1 tn Heb “the day of the Lord.”

2 tn Heb “[with] cruelty, and fury, and rage of anger.” Three synonyms for “anger” are piled up at the end of the line to emphasize the extraordinary degree of divine anger that will be exhibited in this judgment.

3 tn Heb “making desolate.”

4 tn Or “land” (KJV, NAB, NASB, NIV, NLT).

5 tn Heb “do not flash forth their light.”

6 tn Heb “does not shed forth its light.”

7 tn The verb that introduces this verse serves as a discourse particle and is untranslated; see note on “in the future” in 2:2.

8 tn Heb “from the height”; KJV “from on high.”

9 sn The language reflects the account of the Noahic Flood (see Gen 7:11).

10 tn Once more repetition is used to draw attention to a statement. In the Hebrew text each lines ends with אֶרֶץ (’erets, “earth”).
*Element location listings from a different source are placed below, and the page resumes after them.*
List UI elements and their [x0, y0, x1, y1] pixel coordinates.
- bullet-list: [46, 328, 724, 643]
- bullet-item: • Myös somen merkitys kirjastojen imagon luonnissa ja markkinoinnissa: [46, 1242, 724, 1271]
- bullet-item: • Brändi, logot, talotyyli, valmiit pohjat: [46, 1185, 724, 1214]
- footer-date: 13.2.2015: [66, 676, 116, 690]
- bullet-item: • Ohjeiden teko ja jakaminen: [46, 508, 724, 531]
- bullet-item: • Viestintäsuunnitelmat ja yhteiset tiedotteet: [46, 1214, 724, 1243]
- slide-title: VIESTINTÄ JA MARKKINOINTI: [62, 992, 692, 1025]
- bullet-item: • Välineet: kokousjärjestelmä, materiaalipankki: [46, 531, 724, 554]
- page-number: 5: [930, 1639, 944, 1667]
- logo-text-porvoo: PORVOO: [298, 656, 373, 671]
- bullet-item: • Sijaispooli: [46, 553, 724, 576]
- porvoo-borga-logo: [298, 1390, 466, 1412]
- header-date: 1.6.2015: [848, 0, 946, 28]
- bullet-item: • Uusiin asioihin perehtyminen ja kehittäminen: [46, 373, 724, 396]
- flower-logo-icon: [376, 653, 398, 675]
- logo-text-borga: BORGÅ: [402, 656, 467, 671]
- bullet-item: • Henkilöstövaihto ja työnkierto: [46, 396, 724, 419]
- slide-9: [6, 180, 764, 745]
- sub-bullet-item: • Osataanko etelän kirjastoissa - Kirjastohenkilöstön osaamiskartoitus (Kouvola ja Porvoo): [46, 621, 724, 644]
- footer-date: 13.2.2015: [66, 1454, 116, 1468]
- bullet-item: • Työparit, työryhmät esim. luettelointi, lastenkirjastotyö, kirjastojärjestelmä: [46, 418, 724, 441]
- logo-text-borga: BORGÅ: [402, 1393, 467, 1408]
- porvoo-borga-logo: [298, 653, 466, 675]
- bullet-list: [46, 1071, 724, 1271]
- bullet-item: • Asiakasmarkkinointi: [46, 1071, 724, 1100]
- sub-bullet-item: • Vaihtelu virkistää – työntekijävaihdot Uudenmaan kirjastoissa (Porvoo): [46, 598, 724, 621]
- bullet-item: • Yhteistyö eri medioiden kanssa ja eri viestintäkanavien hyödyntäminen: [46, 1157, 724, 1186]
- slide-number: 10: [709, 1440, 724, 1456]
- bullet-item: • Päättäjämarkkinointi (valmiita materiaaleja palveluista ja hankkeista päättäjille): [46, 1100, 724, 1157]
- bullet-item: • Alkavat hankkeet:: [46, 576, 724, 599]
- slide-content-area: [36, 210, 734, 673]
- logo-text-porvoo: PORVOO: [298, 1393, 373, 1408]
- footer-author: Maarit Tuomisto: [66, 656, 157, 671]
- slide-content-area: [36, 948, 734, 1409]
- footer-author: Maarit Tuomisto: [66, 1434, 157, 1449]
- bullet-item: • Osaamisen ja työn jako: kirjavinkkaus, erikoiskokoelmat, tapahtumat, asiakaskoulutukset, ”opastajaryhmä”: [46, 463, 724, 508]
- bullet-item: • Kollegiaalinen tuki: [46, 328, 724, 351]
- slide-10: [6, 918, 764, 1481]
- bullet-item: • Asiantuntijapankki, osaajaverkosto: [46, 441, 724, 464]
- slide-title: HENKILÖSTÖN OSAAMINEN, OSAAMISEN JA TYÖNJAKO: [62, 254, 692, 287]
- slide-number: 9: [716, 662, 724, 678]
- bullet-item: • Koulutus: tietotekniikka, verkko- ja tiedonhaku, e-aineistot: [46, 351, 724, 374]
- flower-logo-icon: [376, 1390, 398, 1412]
Each line also uses a Hitpolel verb form from a geminate root preceded by an emphatic infinitive absolute.

11 tn Heb “staggering, staggers.” The Hebrew text uses the infinitive absolute before the finite verb for emphasis and sound play.

12 tn The words “in a windstorm” are supplied in the translation to clarify the metaphor.

13 tc Heb “and all the host of heaven will rot.” The Qumran scroll 1QIsaa inserts “and the valleys will be split open,” but this reading may be influenced by Mic 1:4. On the other hand, the statement, if original, could have been omitted by homoioarcton, a scribe’s eye jumping from the conjunction prefixed to “the valleys” to the conjunction prefixed to the verb “rot.”

14 tn Heb “like the withering of a leaf from a vine, and like the withering from a fig tree.”